16. 嘘も方便
ソフィアとサーシャはカンラン宮に戻った。サーシャは今日の特売は仕方なしと諦めた。
「サーシャ、怪我はしてないかい?」
「少し口の中が切れただけです」
ジュリアが率いていた警備の人間に取り押さえられた際に、彼らの肘が当たって口内が切れていた。
「ドクターに見てもらった方が……」
「平気ですって」
「とりあえず口の中見せてくれ」
「あー」
大事にはなっていないかと確認できて、ソフィアは安心した。
「それより、その格好で何してたんですか?山歩き?」
「うん!薬草探しも兼ねてね。もうすぐで頂上だったんだ、あと一歩で。そうあと一歩で……」
「それはお楽しみのところ、すみませんね」
「サーシャ、何かあったときには呼んでと言っただでしょう?」
「ええ、助かりました」
「なら、よかった」
サーシャが無事で何よりだと笑っていた。ジュリアに対してのおっかない態度は霧散していた。
「でも、頂上目前で転移しちゃったからショックで、ジュリアさんに八つ当たりしてしまったなぁ。やりすぎだったよねー」
「正直やりすぎてましたけれど、たぶん大丈夫ですよ。あれでもう手は出してこないでしょうし」
「まあ、何があるかわからないから、さっきのやつまた渡しとくね」
「あれ、使い捨てなんですか?」
「うん。転移の幅をえらく広げてるから結構消費が激しいんだ。これ、軽量化したニュータイプだよ」
ふふふ、道具は常に進化しているとソフィは笑った。
「魔法って便利なんですね」
「うん?どうしたの、いきなり」
「ほらさっき言ってた、あのー、後追いの魔法なんてあるんですね」
「あー、あれはね。悪いんだけど、ハッタリだよ。いろいろ準備すればできるけど、パッとすぐには無理」
「え?」
「ついでに、あのイヤリングは偽物じゃなくて本物だよ、ふふふ」
ソフィアはにやりと悪どい顔をした。
「どうしてすぐバレる嘘をつくんですか?」
「案外バレないかもよ。

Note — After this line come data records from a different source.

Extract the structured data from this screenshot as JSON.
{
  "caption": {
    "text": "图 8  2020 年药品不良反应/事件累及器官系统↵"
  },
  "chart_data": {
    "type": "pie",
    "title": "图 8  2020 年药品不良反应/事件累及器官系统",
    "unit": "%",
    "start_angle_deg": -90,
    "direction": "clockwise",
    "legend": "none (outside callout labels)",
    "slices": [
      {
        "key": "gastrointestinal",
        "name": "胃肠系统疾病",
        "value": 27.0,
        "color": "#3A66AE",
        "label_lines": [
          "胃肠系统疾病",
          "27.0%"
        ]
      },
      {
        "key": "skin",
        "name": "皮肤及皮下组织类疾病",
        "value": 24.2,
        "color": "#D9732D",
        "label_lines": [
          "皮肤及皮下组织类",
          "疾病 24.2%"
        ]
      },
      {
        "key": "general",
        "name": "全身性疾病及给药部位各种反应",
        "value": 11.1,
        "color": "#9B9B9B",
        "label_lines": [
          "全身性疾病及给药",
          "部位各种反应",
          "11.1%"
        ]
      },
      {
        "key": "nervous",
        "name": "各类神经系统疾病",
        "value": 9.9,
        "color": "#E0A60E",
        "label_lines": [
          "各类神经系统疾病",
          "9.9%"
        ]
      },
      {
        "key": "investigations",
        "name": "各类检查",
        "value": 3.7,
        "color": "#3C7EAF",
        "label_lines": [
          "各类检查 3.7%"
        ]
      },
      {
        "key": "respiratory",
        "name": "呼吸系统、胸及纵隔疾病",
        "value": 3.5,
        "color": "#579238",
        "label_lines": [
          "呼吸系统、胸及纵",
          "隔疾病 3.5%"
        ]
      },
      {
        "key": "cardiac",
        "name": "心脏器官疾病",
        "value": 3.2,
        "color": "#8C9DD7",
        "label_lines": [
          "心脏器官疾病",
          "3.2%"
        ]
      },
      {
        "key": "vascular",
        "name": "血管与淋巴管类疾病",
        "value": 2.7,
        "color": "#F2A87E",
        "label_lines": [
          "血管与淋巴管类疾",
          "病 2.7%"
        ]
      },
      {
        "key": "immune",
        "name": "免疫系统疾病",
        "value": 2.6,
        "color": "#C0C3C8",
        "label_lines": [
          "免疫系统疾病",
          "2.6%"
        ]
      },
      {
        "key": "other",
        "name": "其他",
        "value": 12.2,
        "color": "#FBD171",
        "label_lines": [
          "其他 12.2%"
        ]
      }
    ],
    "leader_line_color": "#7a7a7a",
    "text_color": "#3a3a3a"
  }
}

魔法を使える人間はね、自分が何を使えて何が使えないかは秘密なんだ。手持ちのカードは明かさないみたいな感じでね」
「ソフィア様が後追い魔法使えないってバレなくても、イヤリングの方は調べたらバレますよね」
「バレたとしても所詮は素人の目だからね、謝れば済むよ。それくらい鑑定は難しい。それに、ジュリアさんはおいそれと鑑定には出さないと思うよ」
「なんでですか?フツー気になりますよね」
「気になるけど、貴族は体面重視だからね。付けていたイヤリングが万一偽物だって判明する方がダメージが大きい。なら、そのイヤリングは捨てて、新しいものを購入した方がいいだろうよ」
サーシャは本当に嫌な人だなとソフィアの性格の悪さを更新した。
「それに、サーシャはやっていないから、大事にして、詳しく調べられたらあっちが都合悪いと思ってね」
自分のことを信じてくれたのかと思い、ソフィアに対する好感度が上がった。
「ジュリアさんに撤回するつもりはないけれど、言い過ぎたって謝った方がいいよなー。妊娠おめでとうのなんか持ってでも行こうかなぁ」
「やめといた方がいいですよ。行く方が迷惑です」
そっかーとソフィアは苦笑いし、妊娠しているのにストレスをかけて悪かったなと空々しい反省をしていた。
その夜、皇太子がカンラン宮を訪れた。
「サーシャ、ジュリアと何かあった?」
皇太子は何らかの報告を受けたのだろうとサーシャは思った。
「ジュリア様は何と?」
「何でもないと青ざめた顔をしていたよ」
「じゃあ、何もなかったんですよ」
サーシャはにこにこ笑った。
「……もし何かあったら、ソフィアじゃなくて、私かドミトリーに相談した方がいい場合もあるからね」
皇太子は困った顔をしている。
「学生時代からそうなんだが、ソフィアは手加減を知らないっていうか、相手を震え上がらせるまで気が済まないというか……。ソフィアに誰が何を言っても特に変わらなくてね」
「はあ」
サーシャはソフィアがジュリアの震えている様子を見て、これでオッケーみたいな顔をしていたような気がしてきた。
「私と会う前の方がもっとひどかったとドミトリーは言っていたんだが……。事を穏便に済ませたかったら、私かドミトリーに言ってくれ」
お願いねと皇太子は苦笑いしながら言った。サーシャは多分この人もソフィアに苦労したんだろうなと思いを馳せた。